Async IO در کجا متناسب است؟ | Where Does Async IO Fit In?
Where Does Async IO Fit In?
Concurrency and parallelism are expansive subjects that are not easy to wade into.
While this article focuses on async IO and its implementation in Python, it’s worth taking a minute to compare async IO to its counterparts in order to have context about how async IO fits into the larger, sometimes dizzying puzzle.
Parallelism consists of performing multiple operations at the same time.
Multiprocessing is a means to effect parallelism, and it entails spreading tasks over a computer’s central processing units (CPUs, or cores).
Multiprocessing is well-suited for CPU-bound tasks: tightly bound for loops and mathematical computations usually fall into this category.
Concurrency is a slightly broader term than parallelism.

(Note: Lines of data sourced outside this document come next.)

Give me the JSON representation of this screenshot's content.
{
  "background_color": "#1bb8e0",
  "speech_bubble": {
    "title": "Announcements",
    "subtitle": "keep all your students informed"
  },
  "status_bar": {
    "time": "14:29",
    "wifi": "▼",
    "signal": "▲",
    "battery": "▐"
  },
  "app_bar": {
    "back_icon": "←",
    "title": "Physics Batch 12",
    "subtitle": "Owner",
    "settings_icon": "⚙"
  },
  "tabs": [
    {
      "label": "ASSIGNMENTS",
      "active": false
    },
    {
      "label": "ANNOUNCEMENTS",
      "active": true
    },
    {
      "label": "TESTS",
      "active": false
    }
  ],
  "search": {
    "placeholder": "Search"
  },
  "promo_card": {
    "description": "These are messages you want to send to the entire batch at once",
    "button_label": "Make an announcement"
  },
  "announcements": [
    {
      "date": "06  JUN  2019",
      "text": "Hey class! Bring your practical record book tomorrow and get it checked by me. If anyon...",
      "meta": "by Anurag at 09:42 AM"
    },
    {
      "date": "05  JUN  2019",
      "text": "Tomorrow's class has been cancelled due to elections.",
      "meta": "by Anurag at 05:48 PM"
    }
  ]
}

It suggests that multiple tasks have the ability to run in an overlapping manner.
(There’s a saying that concurrency does not imply parallelism.) Threading is a concurrent execution model whereby multiple threads take turns executing tasks.
One process can contain multiple threads.
Python has a complicated relationship with threading thanks to its GIL, but that’s beyond the scope of this article.
What’s important to know about threading is that it’s better for IO-bound tasks.
While a CPU-bound task is characterized by the computer’s cores continually working hard from start to finish, an IO-bound job is dominated by a lot of waiting on input/output to complete.
To recap the above, concurrency encompasses both multiprocessing (ideal for CPU-bound tasks) and threading (suited for IO-bound tasks).
Multiprocessing is a form of parallelism, with parallelism being a specific type (subset) of concurrency.
The Python standard library has offered longstanding support for both of these through its multiprocessing, threading, and concurrent.
Now it’s time to bring a new member to the mix.
Over the last few years, a separate design has been more comprehensively built into CPython: asynchronous IO, enabled through the standard library’s asyncio package and the new async and await language keywords.
To be clear, async IO is not a newly invented concept, and it has existed or is being built into other languages and runtime environments, such as Go, C#, or Scala.
The asyncio package is billed by the Python documentation as a library to write concurrent code.
However, async IO is not threading, nor is it multiprocessing.
It is not built on top of either of these.
In fact, async IO is a single-threaded, single-process design: it uses cooperative multitasking, a term that you’ll flesh out by the end of this tutorial.
It has been said in other words that async IO gives a feeling of concurrency despite using a single thread in a single process.
Coroutines (a central feature of async IO) can be scheduled concurrently, but they are not inherently concurrent.
To reiterate, async IO is a style of concurrent programming, but it is not parallelism.
It’s more closely aligned with threading than with multiprocessing but is very much distinct from both of these and is a standalone member in concurrency’s bag of tricks.
That leaves one more term.
What does it mean for something to be asynchronous? This isn’t a rigorous definition, but for our purposes here, I can think of two properties:
Asynchronous routines are able to “pause” while waiting on their ultimate result and let other routines run in the meantime.
Asynchronous code, through the mechanism above, facilitates concurrent execution.
To put it differently, asynchronous code gives the look and feel of concurrency.
Here’s a diagram to put it all together.
The white terms represent concepts, and the green terms represent ways in which they are implemented or effected:
I’ll stop there on the comparisons between concurrent programming models.
This tutorial is focused on the subcomponent that is async IO, how to use it, and the APIs that have sprung up around it.
For a thorough exploration of threading versus multiprocessing versus async IO, pause here and check out Jim Anderson’s overview of concurrency in Python.
Jim is way funnier than me and has sat in more meetings than me, to boot.